Two years ago at this time I had three puppies, all within a few weeks of the same age.  Foolhardy.  I was smitten with Ruth, an adorable and brazen youngster.  Her bloodlines were producing consistently well and she was full of promise.  I had Cass, a young pup of my breeding, very handler soft but bold on her stock and thoughtful.  Then there was Marcus, the little prince, sired by my Levi and looking quite nice. 

As they grew I became more and more enamored of Ruth, but she was not clear headed.  On stock she glazed over and had trouble thinking and working with me.  She was also difficult in the pack, relentlessly working other dogs, or digging when she had no one to work.  Ruth went to be a goose dog.  Meanwhile Cass was looking fabulous.  Cass has a lovely way behind stock, bold as brass and oh so eager to please.  Cass was my new wonder-pup.  But Cass is very sensitive, making it hard to train her without teaching her to do nothing at all.  We make progress together slowly, Cass and I. 
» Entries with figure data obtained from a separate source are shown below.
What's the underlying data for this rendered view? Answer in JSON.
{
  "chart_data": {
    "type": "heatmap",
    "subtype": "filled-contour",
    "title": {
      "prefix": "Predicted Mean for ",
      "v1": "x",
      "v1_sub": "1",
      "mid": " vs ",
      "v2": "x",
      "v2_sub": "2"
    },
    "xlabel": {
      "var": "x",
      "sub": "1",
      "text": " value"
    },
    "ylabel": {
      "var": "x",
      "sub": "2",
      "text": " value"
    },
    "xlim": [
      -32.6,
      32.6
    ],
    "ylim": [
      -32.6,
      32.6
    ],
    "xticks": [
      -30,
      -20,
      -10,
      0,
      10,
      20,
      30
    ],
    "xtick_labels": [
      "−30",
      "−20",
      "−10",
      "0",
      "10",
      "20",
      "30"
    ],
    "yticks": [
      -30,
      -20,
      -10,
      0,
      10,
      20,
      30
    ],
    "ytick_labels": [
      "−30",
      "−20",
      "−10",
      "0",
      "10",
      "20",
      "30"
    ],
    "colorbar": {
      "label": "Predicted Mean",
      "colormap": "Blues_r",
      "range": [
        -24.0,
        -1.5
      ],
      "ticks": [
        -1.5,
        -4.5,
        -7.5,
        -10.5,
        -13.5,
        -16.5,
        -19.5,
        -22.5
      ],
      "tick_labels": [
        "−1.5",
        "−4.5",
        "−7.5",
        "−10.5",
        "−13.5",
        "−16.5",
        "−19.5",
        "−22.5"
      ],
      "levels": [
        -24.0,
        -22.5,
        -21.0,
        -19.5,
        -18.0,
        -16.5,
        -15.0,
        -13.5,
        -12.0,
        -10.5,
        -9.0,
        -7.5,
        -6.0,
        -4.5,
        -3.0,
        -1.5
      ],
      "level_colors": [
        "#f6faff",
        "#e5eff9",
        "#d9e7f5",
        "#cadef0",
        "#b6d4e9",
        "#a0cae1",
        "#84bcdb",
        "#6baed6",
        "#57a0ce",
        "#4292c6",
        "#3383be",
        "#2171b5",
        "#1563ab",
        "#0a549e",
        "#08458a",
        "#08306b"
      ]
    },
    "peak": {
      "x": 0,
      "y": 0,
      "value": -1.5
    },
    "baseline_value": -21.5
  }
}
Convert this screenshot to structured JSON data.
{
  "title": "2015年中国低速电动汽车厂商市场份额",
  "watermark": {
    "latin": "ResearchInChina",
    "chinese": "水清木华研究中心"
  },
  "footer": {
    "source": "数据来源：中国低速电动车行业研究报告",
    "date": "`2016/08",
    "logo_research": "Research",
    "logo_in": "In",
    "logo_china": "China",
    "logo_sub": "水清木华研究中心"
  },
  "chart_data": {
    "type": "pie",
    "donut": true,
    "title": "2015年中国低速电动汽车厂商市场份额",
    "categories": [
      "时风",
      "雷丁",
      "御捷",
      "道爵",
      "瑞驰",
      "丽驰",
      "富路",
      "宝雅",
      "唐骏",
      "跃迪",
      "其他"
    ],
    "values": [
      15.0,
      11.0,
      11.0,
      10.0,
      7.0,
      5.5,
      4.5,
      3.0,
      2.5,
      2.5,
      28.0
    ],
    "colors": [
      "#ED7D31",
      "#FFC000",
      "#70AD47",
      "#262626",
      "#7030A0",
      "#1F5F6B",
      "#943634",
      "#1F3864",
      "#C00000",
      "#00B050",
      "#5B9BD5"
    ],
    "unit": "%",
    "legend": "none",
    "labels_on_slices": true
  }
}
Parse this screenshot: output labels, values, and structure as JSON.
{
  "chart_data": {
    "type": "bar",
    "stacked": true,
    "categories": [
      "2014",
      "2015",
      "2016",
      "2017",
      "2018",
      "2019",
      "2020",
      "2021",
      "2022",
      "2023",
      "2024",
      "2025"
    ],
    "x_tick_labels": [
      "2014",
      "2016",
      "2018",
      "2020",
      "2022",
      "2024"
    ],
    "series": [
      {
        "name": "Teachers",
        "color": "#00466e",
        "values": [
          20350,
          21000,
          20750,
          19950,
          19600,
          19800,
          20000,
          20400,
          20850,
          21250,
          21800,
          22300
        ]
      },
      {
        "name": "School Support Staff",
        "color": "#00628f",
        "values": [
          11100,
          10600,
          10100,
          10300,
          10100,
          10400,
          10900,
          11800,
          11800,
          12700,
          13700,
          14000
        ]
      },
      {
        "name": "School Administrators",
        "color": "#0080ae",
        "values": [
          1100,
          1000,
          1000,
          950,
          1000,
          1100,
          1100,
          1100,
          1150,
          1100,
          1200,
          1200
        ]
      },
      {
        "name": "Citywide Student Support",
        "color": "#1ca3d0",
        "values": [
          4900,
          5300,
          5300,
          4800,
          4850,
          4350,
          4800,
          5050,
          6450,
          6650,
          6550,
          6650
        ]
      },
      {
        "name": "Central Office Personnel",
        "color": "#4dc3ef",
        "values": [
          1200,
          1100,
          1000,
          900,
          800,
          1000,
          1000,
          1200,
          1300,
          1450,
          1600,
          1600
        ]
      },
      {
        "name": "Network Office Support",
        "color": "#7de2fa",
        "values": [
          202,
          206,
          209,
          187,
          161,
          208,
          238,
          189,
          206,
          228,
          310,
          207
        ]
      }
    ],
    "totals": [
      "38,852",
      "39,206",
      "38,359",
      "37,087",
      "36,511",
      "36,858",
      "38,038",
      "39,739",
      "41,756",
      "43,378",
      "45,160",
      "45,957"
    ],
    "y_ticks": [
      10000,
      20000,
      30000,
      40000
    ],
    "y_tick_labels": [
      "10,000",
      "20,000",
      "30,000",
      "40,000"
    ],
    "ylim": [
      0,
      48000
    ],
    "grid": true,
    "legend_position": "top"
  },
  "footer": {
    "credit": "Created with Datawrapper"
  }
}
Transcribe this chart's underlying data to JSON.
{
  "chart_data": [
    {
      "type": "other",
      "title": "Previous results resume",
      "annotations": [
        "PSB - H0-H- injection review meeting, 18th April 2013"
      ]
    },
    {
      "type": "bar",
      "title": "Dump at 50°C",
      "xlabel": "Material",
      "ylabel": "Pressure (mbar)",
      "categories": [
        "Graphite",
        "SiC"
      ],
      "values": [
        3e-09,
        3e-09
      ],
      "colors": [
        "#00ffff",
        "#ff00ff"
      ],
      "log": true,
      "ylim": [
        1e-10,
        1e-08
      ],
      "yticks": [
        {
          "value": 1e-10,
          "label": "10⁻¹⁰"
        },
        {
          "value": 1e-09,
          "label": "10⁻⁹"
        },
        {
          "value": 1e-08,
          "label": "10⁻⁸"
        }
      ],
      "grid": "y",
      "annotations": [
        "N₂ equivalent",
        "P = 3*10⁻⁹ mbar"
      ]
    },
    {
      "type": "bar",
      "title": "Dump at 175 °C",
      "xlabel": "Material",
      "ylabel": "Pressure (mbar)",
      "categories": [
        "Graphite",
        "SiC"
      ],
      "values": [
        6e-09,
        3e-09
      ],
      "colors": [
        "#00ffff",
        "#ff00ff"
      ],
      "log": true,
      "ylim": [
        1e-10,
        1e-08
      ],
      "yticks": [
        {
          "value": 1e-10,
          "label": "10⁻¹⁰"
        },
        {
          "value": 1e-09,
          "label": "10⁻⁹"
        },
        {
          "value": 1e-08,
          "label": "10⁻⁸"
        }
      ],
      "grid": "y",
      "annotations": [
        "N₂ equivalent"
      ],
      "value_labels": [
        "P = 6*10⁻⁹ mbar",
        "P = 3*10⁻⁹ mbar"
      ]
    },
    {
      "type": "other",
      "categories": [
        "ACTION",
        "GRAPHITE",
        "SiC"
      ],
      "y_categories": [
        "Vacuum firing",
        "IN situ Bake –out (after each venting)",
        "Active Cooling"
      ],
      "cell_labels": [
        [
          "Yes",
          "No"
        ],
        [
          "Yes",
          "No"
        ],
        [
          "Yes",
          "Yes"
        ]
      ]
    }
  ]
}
Through all this Marcus looked good enough.  He can be a stubborn little guy, lost in the work and often really can't believe I'm foolish enough to want him to go left when right is right.  He tends to want to run wide and is not as sure of his stock as Cass.  He's a little dog.  I call him Mighty Mouse as when he races out on an outrun you can almost see his fist in the air, wide collar looking like a cape.  Marcus has yet to truly grasp driving as a concept, not being happy pushing stock away from me.  We continue to work on these problems, and the wall flower Marcus is stepping onto center stage. 

What is it about Marcus that is so appealing?  He is smooth.  Really smooth.  He transitions from flank to walkup, from fast to slow to stop to fast, all done with no notice of the change.  I used him for setout in May and had a chance to really watch him work on his own.  He'd slide in between the setout pen and the just released stock like a snake slithering along a garden wall.  Quick without being abrupt, no space taken, just there.  When he stops he settles to the ground in a smooth and quiet motion.  When he gets up it is the same in reverse.  He turns off a direct walkup into a flank with no discernible change to his frame or cadence, now he is walking up, now he is flanking.  You do not notice the transition.  Every movement he makes is calculated on its effect on the sheep.  In this way he keeps his sheep quietly directed.  Despite having a bit of edge, Marcus can settle stock.  He can clearly redirect sheep without any perceptible change in their pace or demeanor. 

I still have both Cass and Marcus.  Both are just over 2 years of age.  For now both are staying here so I'll get to see how they continue to improve.